Often book distributors feel that they can judge who will take a book and who will not.

Sometimes a truly seasoned book distributor may develop a sixth sense of sorts, but often our intuitions are plain prejudices and not indications from the Supersoul. The best method is to approach everyone with a book.

Govind Kunda Prabhu, from Belgaum, recalls his experiences:

I distribute books in long-distance trains. During the December marathon we would distribute for many hours in a day. Once, I entered a new train car wherein a well-dressed young man was smoking. Other people were also there. I showed books to the others.

Noticing the cigarette in the hand of the young man, I thought that he would never be interested, so without showing him I went ahead.

"Hey, wait!" he said. "What do you have?"

"Bhagavad-gita," I said and held it out to him.

"How much?"

I stated the price. Without a second thought he took out the money and handed it to me. Then after washing his hands he accepted the book. The other people who had seemed more religious did not care about the Gita, but this apparently sinful person took it without a hassle.

Another time, I boarded a train and after a few hours reached the station from which I had to take a return train to Belgaum. But on getting down I learned that the return train was seven hours late. By the time it arrived it was 10 p.m.

Onboard, almost all the lights were out, and most passengers were asleep. All except perhaps one family, which was in the last compartment. I went there and sat at the edge of a seat, and to my horror I found that they were eating fish. The smell was nauseating.

But I had no choice; I could not roam about in the dark passage with my heavy book bag. Moreover, the train was very crowded.

One person was apparently not a member of the family and therefore was not eating with them. I showed him the books. But finding him disinterested, I closed my book bag and began chanting.

Shortly the family finished the dinner.
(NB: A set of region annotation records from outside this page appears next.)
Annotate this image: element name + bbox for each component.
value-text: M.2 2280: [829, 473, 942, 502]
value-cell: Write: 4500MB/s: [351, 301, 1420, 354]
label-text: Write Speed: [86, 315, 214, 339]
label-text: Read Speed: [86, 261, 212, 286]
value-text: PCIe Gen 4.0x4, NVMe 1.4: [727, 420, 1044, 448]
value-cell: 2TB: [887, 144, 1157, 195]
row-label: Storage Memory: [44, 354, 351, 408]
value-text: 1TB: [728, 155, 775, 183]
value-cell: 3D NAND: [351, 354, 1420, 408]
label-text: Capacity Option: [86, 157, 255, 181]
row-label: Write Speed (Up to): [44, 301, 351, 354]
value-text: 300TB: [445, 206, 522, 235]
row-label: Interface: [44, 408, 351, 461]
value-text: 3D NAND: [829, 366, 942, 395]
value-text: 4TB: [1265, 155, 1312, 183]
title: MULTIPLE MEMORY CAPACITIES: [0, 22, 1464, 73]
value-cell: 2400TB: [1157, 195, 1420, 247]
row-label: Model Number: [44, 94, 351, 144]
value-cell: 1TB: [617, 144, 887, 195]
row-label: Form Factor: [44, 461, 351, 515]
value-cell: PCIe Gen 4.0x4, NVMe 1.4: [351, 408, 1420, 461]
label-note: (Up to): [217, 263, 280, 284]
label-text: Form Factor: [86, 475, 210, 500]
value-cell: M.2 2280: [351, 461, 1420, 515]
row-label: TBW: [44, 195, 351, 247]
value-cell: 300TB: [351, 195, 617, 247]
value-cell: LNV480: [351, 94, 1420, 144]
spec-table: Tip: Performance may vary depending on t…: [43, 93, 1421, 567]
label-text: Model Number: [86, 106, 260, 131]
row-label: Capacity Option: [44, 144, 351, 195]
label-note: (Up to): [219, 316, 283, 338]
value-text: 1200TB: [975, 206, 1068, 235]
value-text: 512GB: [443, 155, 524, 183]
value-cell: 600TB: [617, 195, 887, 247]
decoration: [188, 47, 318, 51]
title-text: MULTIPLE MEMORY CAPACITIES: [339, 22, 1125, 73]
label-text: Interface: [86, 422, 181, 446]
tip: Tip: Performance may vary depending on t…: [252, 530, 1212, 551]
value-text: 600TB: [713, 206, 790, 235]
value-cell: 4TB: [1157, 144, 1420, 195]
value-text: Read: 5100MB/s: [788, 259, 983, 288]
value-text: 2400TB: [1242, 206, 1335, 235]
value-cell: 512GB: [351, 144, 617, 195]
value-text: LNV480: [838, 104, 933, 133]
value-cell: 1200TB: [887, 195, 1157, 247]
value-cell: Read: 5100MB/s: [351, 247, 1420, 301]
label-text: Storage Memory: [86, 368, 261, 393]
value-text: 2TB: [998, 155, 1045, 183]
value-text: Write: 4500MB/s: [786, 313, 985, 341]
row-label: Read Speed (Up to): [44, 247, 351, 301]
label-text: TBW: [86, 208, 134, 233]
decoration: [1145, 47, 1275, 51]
After cleaning up, they sat back in leisure.

"What are you carrying?" one man asked me.


I smiled; but I did not show him the books.

"Can I see one?"

I had no choice but to give him the book. He opened it and everyone crowded near him and began to look.

"Do you have something else?"

I gave a him Krishna book.

"I will take one," said one.

"Me too," said another.

"I will take Krishna book," said another and gave me the money.

Finally, that group which I had dismissed as demoniac ended up taking two Bhagavad-gitas and a Krishna book.

I learnt that one should not judge anyone by external activities. Even sincere souls may be trapped by sinful activities because of a lack of proper guidance and ideals in life. It is up to us to reawaken their dormant connection with Lord Krishna. We have to be enthusiastic and non-judgemental.